When something turns pink in nature, it is usually not a good sign. But strange pink sand washing up on South Australia’s beaches has exposed an ancient Antarctic mountain range thought to be buried under ice.
When pink streaks first appeared in the sand of Petrel Cove, a remote beach that flows into the Southern Ocean, scientists in Australia quickly figured out what the colored sand was made of, a mineral called garnet. However, they were surprised by its age and where it came from. derived from.
“This journey started with the question of why there was so much garnet on the beach at Petrel Cove,” says geologist Jacob Mulder from the University of Adelaide.
“It’s fascinating to think that we have been able to trace tiny grains of sand on a beach in Australia to a previously undiscovered mountain range beneath the Antarctic ice.”
The Earth’s crust is constantly eroding and reforming, with loosened sediments being carried away by the wind and water being deposited elsewhere to form new land. If geologists are lucky, they can make connections between deposits of similar ages with similar properties over vast distances and long periods of time.
Garnet is a fairly common mineral, deep red in color. It crystallizes at high temperatures, usually where large mountain belts are scouring upwards from colliding tectonic plates. This makes it perhaps the most important mineral for inferring how and when mountains formed, as the presence of the crystals indicates the pressure and temperature history of the metamorphic rocks in which they form.
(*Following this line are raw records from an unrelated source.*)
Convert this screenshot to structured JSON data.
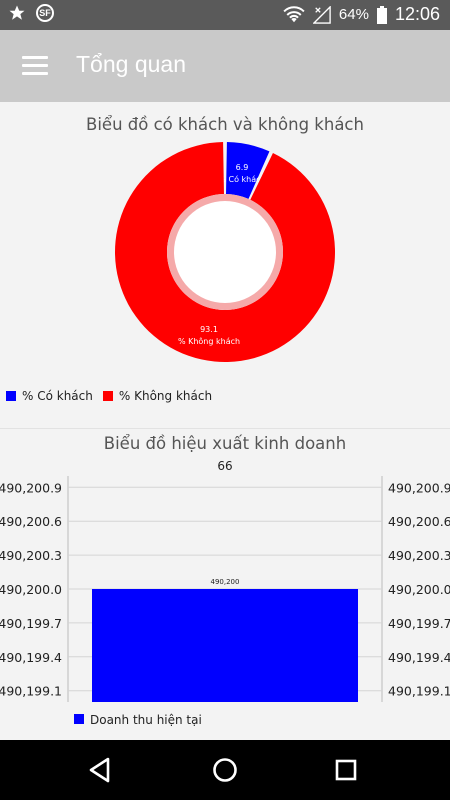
{
  "status_bar": {
    "battery": "64%",
    "time": "12:06",
    "icons": [
      "star-icon",
      "sf-app-icon",
      "wifi-icon",
      "no-signal-icon",
      "battery-icon"
    ]
  },
  "app_bar": {
    "title": "Tổng quan",
    "menu_icon": "hamburger-menu-icon"
  },
  "colors": {
    "series_blue": "#0000ff",
    "series_red": "#ff0000",
    "app_bar": "#c9c9c9",
    "status_bar": "#5a5a5a"
  },
  "chart_data": [
    {
      "type": "pie",
      "title": "Biểu đồ có khách và không khách",
      "donut": true,
      "slices": [
        {
          "label": "% Có khách",
          "value": 6.9,
          "color": "#0000ff"
        },
        {
          "label": "% Không khách",
          "value": 93.1,
          "color": "#ff0000"
        }
      ],
      "value_labels": [
        "6.9",
        "93.1"
      ],
      "legend": [
        "% Có khách",
        "% Không khách"
      ],
      "legend_position": "bottom-left"
    },
    {
      "type": "bar",
      "title": "Biểu đồ hiệu xuất kinh doanh",
      "top_label": "66",
      "categories": [
        ""
      ],
      "series": [
        {
          "name": "Doanh thu hiện tại",
          "values": [
            490200
          ],
          "color": "#0000ff"
        }
      ],
      "bar_value_label": "490,200",
      "ylim": [
        490199.0,
        490201.0
      ],
      "y_ticks": [
        490200.9,
        490200.6,
        490200.3,
        490200.0,
        490199.7,
        490199.4,
        490199.1
      ],
      "y_tick_labels": [
        "490,200.9",
        "490,200.6",
        "490,200.3",
        "490,200.0",
        "490,199.7",
        "490,199.4",
        "490,199.1"
      ],
      "grid": true,
      "dual_y_axis": true,
      "legend": [
        "Doanh thu hiện tại"
      ],
      "legend_position": "bottom-left"
    }
  ],
  "nav_bar": {
    "buttons": [
      "back-icon",
      "home-icon",
      "recents-icon"
    ]
  }
}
The team’s lutetium-hafnium dating showed that some of the garnet found at Petrel Cove and in nearby rock formations matched the timing of local mountain building events in South Australia.
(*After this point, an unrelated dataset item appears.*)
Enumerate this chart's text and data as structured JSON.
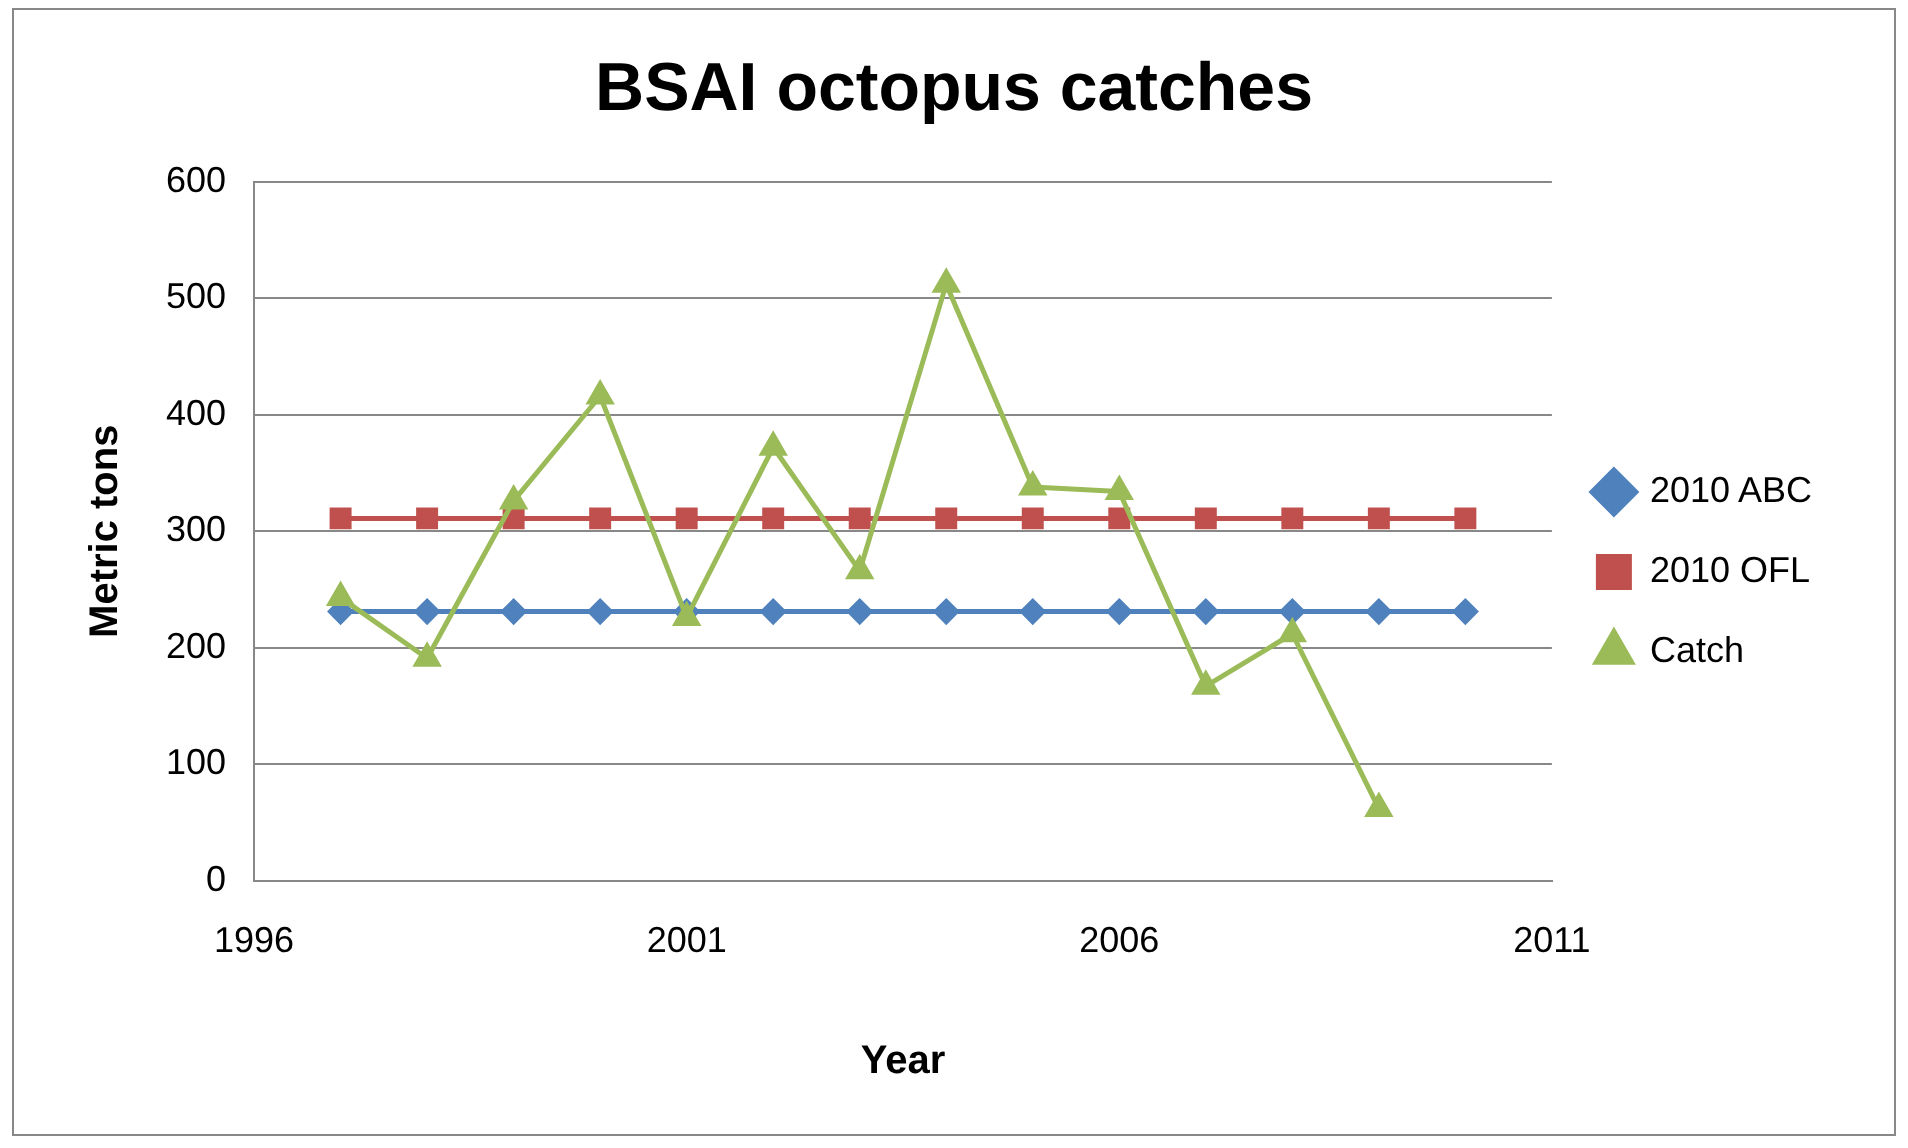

But their results indicate that it largely formed about 590 million years ago, some 76 to 100 million years before the Adelaide Fold Belt formed, and billions of years after the Gawler Craton crustal block formed.
“The garnet is too young to come from the Gawler Craton and too old to come from the eroding Adelaide Fold Belt,” explains Sharmaine Verhaert, a geology graduate student at the University of Adelaide who led the research.
Instead, the garnet likely formed at a time when the South Australian crust was “relatively cool and non-mountainous,” Verhaert says.
Garnet is usually destroyed by long-term exposure to waves and currents, so the researchers also thought it likely surfaced locally, even if it originally formed millions of miles away, millions of years ago.
Their research uncovered a grand solution, one that connects the pink sand at Petrel Cove to layers of nearby glacial sedimentary rock and to distant garnet deposits previously found in a spur of the Transantarctic Mountains in East Antarctica.
The rock outcrops protrude from a thick ice sheet that otherwise completely obscures the area below, making it impossible to sample geology beyond the exposed peaks of a mountain range thought to lie beneath. The hidden mountain belt is believed to be 590 million years old, just like the garnet analyzed in this study, but researchers have not been able to get a good look at it.
Connecting the dots to ice flow indicators in the sedimentary rocks of the South Australian glacier, Verhaert and colleagues think that garnet-rich glacial sands from the Antarctic mountains – which have yet to see the light of day – have been ground down by an ice sheet moving north. -west during the late Paleozoic Ice Age, when Australia and Antarctica were connected in the supercontinent Gondwana.
‘The garnet deposits were then stored locally in glacial deposits along the southern Australian margin,’ explains geologist Stijn Glorie of the University of Adelaide, ‘until erosion occurred. [once again] freed them and the waves and tides concentrated them on the South Australian beaches.
An epic journey through land and time.
The research was published in Communication Earth & Environment.